Detection of IgG1 (A–C), IgG2a (D–F), and IgE (G–I) antibodies in a plate sensitized with NDPK, ADSL, and NDPK+ADSL in the plasma pool of mice 48 days after infection with S. mansoni, and 93 days after the first immunization of two independent experiments (n = 6–7 animals). Nonparametric data were analyzed using the Kruskal–Wallis test followed by Dunn’s post-test and are represented in Box plot, with the lower and upper lines being the first and third quartiles, the middle line being the median value and the minimum and maximum values are represented by error bars (whiskers).
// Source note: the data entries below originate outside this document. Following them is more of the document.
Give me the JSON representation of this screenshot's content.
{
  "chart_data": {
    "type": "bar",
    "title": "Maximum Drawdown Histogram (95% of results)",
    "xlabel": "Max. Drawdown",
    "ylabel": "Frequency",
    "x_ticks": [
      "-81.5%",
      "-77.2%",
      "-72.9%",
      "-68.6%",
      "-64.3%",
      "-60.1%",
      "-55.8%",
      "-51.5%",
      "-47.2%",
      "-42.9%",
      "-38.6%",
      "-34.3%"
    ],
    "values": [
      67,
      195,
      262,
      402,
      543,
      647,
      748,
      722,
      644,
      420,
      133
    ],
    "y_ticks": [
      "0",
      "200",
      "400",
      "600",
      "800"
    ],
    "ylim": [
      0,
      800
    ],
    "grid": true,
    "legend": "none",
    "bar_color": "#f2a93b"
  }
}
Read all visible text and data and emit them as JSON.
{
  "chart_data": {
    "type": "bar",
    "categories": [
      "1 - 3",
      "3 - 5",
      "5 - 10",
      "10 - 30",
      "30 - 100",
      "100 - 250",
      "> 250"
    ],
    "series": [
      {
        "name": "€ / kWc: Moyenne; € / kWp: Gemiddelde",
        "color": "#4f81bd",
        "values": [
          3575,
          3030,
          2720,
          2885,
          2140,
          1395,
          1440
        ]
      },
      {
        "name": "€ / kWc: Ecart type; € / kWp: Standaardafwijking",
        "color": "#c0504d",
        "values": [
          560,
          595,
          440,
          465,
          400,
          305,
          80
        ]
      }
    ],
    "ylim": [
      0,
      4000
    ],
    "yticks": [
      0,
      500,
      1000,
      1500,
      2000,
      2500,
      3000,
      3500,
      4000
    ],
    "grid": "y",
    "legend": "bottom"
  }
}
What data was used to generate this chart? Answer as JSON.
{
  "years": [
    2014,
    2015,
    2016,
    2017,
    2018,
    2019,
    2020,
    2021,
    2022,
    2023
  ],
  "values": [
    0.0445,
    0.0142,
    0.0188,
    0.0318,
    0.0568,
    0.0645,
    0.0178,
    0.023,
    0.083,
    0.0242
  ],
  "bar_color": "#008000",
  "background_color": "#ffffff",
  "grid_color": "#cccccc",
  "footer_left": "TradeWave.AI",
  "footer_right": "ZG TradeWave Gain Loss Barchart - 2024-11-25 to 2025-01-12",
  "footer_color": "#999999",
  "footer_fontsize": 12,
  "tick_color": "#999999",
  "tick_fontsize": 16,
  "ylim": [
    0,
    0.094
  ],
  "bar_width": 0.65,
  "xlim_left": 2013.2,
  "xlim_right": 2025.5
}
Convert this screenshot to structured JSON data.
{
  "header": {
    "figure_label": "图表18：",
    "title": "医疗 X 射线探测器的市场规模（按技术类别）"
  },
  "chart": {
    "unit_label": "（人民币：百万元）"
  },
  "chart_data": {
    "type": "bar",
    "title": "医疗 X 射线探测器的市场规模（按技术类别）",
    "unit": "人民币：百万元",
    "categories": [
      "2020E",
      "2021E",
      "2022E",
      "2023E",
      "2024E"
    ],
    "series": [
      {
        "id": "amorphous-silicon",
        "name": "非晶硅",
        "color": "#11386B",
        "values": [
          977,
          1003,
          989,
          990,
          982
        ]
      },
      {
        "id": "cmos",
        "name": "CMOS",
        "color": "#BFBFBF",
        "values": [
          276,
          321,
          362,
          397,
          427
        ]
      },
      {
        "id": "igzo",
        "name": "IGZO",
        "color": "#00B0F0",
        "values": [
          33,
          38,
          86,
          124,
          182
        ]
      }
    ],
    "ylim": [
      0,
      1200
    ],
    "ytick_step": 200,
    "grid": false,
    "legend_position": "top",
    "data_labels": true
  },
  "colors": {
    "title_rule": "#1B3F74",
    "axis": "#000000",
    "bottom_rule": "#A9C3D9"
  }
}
Parametric data were analyzed by the One-Way ANOVA test followed by the Tukey’s post-test and are represented in the bar graph through the mean ± SD. (#) represents a statistically significant difference between the results of the experimental groups when compared with the CTRL group; ^#p < 0.05; ^##p < 0.01. (*) It represents a statistically significant difference between the results of the experimental groups when compared with the INF group; *p < 0.05; **p < 0.01; ***p < 0.001. The geometric figures represent the dispersion of the data for each group.

FIGURE 6

Histopathological sections of the liver from the groups CTRL (A,B), INF (C,D), NDPK (E,F), ADSL (G,H), and NDPK + ADSL (I,J). The images on the left were stained with hematoxylin-eosin (HE) and those on the right with Masson trichrome (TM). Increase: 300X. The arrows indicate the presence of the granuloma around the egg.